I believe (you don't have to), that we can only attempt to control things that we have direct
contact with. Whatever happens after that is considered to be (IMHO), incidental influence.
I would and try really hard to just concentrate on what I can/maybe influence. I look at the CB
last.

hank
 
The one handed GOAT was Ronnie Allen. Has led me to making one handed my first morning exercise. I kind of like the feeling when I surprise myself. However Ronnie's legendary shot at Whitey's place in Tacoma humbles me.
With all 6 pockets of the table containing money. He made the one handed spot shot with no rail. One attempt for all the money.
 
The one handed GOAT was Ronnie Allen. Has led me to making one handed my first morning exercise. I kind of like the feeling when I surprise myself. However Ronnie's legendary shot at Whitey's place in Tacoma humbles me.
With all 6 pockets of the table containing money. He made the one handed spot shot with no rail. One attempt for all the money.

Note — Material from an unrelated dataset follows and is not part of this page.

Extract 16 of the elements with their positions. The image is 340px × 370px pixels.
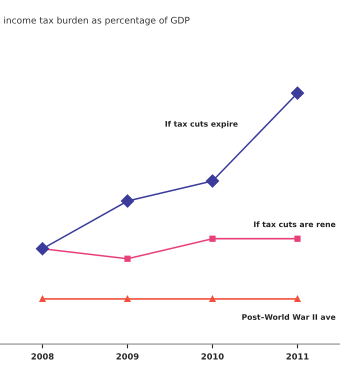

Is that the masse jump hybrid? Seen Massey do it on an 8 footer. Never seen anything like it.
 
Is that the masse jump hybrid? Seen Massey do it on an 8 footer. Never seen anything like it.
I didn't get to see the shot. Just got the story from a reliable source. Somewhere in the archives of this site should be a thread discussing this shot. I will see if I can find it.